Le terroir unique du Vignoble Côte de Champlain
Ce qui confère son unicité au vignoble Côte de Champlain, c’est qu’il surplombe des millions de coquillages fossilisés datant de l’époque de la mer de Champlain, qui recouvrait les vallées d’Ottawa et du Saint-Laurent il y a plus de 10 000 ans. Cette particularité du sol est non seulement avantageuse pour la culture des vignes, mais apporte aussi une richesse toute spéciale aux vins.
L’histoire du vignoble Côte de Champlain, c’est aussi celle de Christian Dubois, le propriétaire et fondateur. « J’ai toujours été passionné par la transformation, le côté fermentaire des produits et des fruits », raconte-t-il. À la fin des années 90, le vigneron possède un petit lopin de terre, mais il se rend compte rapidement que la culture vinicole requiert des conditions idéales. Il se lance donc à la recherche d’un lieu parfait pour l’implantation d’un vignoble, un processus qui durera quelques années.
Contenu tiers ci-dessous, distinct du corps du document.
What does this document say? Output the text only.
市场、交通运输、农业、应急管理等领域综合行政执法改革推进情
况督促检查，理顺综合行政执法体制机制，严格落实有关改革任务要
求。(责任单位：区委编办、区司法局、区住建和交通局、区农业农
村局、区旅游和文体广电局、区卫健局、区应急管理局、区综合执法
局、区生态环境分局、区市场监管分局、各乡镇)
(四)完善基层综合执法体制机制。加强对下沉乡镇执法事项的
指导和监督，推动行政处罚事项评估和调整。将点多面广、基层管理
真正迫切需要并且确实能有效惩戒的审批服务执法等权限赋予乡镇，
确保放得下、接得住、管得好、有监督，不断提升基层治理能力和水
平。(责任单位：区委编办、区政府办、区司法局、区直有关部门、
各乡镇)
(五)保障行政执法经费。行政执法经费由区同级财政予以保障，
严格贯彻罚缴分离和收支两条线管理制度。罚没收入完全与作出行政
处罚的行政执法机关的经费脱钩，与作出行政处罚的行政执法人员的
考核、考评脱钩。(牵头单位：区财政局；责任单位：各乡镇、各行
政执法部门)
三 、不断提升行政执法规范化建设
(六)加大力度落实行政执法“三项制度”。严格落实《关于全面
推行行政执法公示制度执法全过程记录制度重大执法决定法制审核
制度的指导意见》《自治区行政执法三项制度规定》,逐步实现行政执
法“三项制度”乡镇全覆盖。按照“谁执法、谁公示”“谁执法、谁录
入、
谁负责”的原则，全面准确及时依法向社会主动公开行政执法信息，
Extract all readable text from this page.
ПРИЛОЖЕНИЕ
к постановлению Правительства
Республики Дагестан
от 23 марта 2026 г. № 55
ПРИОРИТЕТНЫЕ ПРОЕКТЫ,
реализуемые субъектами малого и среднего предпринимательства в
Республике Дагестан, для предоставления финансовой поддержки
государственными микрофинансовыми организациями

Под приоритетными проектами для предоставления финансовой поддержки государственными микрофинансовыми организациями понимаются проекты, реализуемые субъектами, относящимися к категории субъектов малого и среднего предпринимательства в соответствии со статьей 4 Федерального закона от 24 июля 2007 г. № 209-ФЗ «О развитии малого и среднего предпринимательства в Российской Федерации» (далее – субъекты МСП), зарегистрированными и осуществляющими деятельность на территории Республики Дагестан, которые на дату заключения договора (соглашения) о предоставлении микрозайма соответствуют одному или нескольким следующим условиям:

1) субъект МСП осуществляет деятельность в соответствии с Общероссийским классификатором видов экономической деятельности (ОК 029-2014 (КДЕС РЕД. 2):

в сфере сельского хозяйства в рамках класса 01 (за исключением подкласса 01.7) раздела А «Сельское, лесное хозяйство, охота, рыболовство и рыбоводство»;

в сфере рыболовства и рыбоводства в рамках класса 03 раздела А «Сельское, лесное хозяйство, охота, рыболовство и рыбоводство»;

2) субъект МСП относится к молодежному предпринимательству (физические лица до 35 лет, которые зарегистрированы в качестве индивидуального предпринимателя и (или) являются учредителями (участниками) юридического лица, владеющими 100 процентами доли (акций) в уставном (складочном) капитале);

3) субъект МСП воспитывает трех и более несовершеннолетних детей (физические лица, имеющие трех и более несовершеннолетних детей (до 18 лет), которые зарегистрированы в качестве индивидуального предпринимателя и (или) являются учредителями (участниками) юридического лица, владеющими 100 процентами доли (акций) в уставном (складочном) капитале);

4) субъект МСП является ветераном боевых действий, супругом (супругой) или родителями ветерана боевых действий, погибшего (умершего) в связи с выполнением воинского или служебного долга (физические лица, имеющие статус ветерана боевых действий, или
« Je cherchais un terrain avec un bon dégagement d’air et une bonne inclinaison de chaleur, donc j’ai placé des thermomètres à différents endroits que je trouvais propices pour la vigne, en espérant qu’un jour, ça puisse être à vendre. » Son vœu a été exaucé, puisque comme par hasard, le terrain qu’il avait repéré comme étant le plus propice, à Saint-Théodore-d’Acton, a été mis en vente peu de temps après. En à peine deux semaines, Christian en fait l’acquisition. Il s’agissait à l’époque d’une ancienne ferme.
Trésor de coquillages
On est en 2007 lorsque le nouveau propriétaire commence à planter ses premières vignes : « Quand j’ai fait mes excavations pour l’implantation du vignoble, j’ai trouvé des coquillages. Il y avait plus de coquillages que de terre! » Après investigation, il réalise que les principaux spécimens étaient de l’espèce Hiatella arctica.
« Il y a 25 000 ans environ, il y avait des glaciers d’environ deux kilomètres de haut en Amérique du Nord, pendant la période glaciaire », explique Christian. Son vignoble, quant à lui, se trouve à 138 kilomètres d’altitude, sur le contrefort des Appalaches. « Quand les glaciers ont fondu, ça a créé la mer de Champlain, qui fait le terroir particulier du Québec. » Le mordu de vin devient alors malgré lui un mordu d’archéologie. Jusqu’à présent, il a trouvé trois strates avec plusieurs spécimens de Hiatella arctica sur son vignoble.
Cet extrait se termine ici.